Customer service and support is hard, and don’t believe anyone who claims otherwise. Shows like Thank You For Calling made an entire series on how it can go wrong from both sides, and how it should be done. I’ve been on the giving and receiving end of that transaction many times, and it’s rarely a fun exercise. My heart goes out to support staff who deal with awful people, and customers who go for weeks without answers to their problems.
There’s an infinitely broader discussion to be had here about expectations, training, remuneration, the viability of SLAs, and basic human decency. This post is specific to one thing that irks me about so much infocomm support: how cavalier they often are with personal details in public.
This is how it goes:
Someone who’s felt slighted or ignored will take to a forum saying customer service didn’t meet their expectations, with the hopes that the company will take the hit to their reputation more seriously.
The company will reach out with an apology, a request for follow-up, and an assurance that customer support is a priority and that they’ll be learning from the experience, etc.
The customer either thanks them, or goes nuclear saying it’s too little too late, that it shouldn’t have taken airing dirty laundry in public to get concrete action, and that they’ll move to another provider.
The company is now in a tough spot. Any act of assertiveness in defence of their position will almost certainly be construed as covering up or making excuses, whether or not they’re in the right. Contrition is rarely seen as genuine. Ignoring the issue will just generate more heat. And matching the customer’s aggressiveness will only end in disaster. We’ve all seen each of these outcomes.
(This is why public relations exists as an occupation, and why I’m self aware enough to know I shouldn’t be allowed anywhere near it!)

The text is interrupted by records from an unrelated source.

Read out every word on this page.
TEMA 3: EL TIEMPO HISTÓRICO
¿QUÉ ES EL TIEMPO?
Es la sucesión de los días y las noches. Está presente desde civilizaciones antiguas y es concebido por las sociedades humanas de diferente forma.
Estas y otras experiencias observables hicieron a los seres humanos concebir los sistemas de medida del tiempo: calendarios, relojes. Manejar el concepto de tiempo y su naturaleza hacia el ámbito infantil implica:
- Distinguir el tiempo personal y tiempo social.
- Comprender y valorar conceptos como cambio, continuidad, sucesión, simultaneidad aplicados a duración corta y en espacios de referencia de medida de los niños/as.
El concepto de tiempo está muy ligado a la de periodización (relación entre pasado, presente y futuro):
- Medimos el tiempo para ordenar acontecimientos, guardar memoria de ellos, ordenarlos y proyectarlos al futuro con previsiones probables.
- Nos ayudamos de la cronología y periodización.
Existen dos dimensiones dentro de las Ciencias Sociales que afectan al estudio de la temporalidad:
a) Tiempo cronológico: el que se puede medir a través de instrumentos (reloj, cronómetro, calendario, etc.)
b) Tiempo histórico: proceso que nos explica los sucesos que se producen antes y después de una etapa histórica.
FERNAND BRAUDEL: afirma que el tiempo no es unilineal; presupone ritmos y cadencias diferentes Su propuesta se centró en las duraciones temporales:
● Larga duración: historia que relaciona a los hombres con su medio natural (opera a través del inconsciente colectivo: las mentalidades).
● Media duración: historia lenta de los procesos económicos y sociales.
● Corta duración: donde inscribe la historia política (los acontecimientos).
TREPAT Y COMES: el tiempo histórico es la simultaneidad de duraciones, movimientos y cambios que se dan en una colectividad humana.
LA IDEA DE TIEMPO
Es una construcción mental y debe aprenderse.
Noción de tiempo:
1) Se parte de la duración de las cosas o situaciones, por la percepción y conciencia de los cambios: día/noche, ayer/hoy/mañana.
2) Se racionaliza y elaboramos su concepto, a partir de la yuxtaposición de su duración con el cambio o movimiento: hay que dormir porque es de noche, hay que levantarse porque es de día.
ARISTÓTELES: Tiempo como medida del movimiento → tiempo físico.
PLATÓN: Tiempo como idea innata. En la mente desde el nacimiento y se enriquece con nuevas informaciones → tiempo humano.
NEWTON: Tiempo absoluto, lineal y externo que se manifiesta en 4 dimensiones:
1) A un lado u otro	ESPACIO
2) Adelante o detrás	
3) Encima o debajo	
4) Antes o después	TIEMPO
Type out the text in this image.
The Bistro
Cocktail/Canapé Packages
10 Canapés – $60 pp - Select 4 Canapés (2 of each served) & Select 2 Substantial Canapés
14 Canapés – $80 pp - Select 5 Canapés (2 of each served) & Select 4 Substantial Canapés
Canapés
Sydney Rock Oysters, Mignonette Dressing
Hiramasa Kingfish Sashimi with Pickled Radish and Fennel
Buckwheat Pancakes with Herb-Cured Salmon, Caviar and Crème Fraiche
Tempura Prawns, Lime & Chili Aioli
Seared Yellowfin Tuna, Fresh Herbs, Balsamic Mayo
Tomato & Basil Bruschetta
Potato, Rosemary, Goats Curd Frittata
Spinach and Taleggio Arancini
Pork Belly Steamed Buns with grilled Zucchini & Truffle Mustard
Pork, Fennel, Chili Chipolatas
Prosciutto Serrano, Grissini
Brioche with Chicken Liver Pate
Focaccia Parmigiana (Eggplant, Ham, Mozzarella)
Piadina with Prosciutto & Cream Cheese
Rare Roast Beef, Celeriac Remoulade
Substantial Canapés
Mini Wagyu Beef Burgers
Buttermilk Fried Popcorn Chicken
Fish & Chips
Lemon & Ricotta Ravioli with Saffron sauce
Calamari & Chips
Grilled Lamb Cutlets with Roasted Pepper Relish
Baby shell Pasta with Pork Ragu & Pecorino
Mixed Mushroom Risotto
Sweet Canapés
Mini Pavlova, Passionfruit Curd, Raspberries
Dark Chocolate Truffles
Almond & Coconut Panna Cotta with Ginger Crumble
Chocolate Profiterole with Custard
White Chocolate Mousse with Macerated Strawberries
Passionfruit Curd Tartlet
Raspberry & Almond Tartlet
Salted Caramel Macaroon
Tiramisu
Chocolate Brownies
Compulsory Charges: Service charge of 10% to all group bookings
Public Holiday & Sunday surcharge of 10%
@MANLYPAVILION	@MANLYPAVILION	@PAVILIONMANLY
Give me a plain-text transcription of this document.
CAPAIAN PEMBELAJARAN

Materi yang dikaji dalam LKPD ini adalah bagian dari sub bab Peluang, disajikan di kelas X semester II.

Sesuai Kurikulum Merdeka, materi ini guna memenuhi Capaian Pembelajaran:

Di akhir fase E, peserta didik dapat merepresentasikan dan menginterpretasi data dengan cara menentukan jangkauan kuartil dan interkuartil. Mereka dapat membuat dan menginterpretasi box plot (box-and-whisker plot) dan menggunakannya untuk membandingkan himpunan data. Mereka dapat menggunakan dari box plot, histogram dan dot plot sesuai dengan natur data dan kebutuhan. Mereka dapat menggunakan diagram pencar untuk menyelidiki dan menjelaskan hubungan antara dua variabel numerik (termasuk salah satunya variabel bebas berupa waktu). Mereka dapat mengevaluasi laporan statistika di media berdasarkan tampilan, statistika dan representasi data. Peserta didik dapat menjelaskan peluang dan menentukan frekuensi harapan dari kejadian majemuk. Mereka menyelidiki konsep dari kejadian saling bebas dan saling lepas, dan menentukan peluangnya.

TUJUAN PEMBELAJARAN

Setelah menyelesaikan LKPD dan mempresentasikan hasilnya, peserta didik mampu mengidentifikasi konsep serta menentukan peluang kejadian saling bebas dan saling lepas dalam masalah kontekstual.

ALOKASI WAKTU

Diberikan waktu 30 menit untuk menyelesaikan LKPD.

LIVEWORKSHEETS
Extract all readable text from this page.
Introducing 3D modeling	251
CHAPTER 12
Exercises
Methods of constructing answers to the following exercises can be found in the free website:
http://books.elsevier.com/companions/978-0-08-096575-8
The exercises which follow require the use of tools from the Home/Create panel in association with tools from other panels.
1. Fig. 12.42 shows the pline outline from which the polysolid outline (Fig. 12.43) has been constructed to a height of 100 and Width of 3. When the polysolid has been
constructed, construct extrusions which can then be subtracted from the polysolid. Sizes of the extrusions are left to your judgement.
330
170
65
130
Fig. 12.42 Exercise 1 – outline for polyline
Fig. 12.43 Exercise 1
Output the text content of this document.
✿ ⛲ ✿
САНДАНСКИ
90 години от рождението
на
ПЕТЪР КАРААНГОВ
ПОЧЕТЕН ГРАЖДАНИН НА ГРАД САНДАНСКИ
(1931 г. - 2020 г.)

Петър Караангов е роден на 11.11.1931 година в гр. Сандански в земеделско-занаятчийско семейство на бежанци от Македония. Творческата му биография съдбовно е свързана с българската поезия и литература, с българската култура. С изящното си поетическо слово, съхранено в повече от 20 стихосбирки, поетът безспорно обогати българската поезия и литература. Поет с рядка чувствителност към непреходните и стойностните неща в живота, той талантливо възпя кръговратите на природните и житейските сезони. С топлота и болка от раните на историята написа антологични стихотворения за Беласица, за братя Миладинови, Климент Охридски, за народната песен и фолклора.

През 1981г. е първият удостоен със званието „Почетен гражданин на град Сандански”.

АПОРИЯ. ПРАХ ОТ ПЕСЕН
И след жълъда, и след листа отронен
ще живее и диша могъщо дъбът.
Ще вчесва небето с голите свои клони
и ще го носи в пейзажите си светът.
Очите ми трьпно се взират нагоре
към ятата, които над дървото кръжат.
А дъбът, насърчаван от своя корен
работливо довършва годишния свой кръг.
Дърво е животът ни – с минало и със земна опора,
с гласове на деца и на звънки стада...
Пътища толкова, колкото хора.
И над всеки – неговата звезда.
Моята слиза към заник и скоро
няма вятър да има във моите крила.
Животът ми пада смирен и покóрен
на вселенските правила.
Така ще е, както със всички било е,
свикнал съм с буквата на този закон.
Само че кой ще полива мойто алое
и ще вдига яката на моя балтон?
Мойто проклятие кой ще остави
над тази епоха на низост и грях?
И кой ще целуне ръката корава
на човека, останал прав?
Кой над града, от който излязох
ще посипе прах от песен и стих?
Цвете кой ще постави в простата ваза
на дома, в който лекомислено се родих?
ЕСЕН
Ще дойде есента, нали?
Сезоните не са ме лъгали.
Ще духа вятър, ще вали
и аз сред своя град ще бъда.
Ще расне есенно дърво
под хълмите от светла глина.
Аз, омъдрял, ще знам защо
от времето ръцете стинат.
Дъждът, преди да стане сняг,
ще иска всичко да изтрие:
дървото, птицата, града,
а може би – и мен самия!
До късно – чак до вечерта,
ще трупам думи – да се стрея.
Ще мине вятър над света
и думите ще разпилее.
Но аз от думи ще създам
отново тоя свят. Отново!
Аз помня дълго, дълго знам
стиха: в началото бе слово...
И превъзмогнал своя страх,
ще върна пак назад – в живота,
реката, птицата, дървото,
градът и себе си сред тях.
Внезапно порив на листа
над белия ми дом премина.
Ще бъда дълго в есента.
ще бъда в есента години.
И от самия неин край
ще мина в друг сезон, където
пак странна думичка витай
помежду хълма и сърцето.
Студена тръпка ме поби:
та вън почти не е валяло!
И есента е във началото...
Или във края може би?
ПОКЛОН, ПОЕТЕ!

But where I draw the empathy line is when customer’s private information gets used as a public defence. I routinely see providers comment on the dates and times of calls, what was said in emails, and the specific names of staff internal in the customer’s company they spoke to. I understand they’re seen as a way to rebuke misleading or false claims made by customers, and quite often quotes are paraphrased, but it still strikes me as a tremendous breach of confidence, and one of the more unbecoming, unprofessional behaviours I see. It’s the electronic equivalent of losing your cool, and it shows.
But it’s even more than that. Divulging this information doesn’t help their cause, it broadcasts to the world that they don’t take information security seriously. I’ve only been in the industry for a decade, but I know this usually is emblematic of a wider cultural issue within companies that goes beyond a single customer’s complaint on a web forum. A whirlpool, you could say. That alone should ring alarm bells.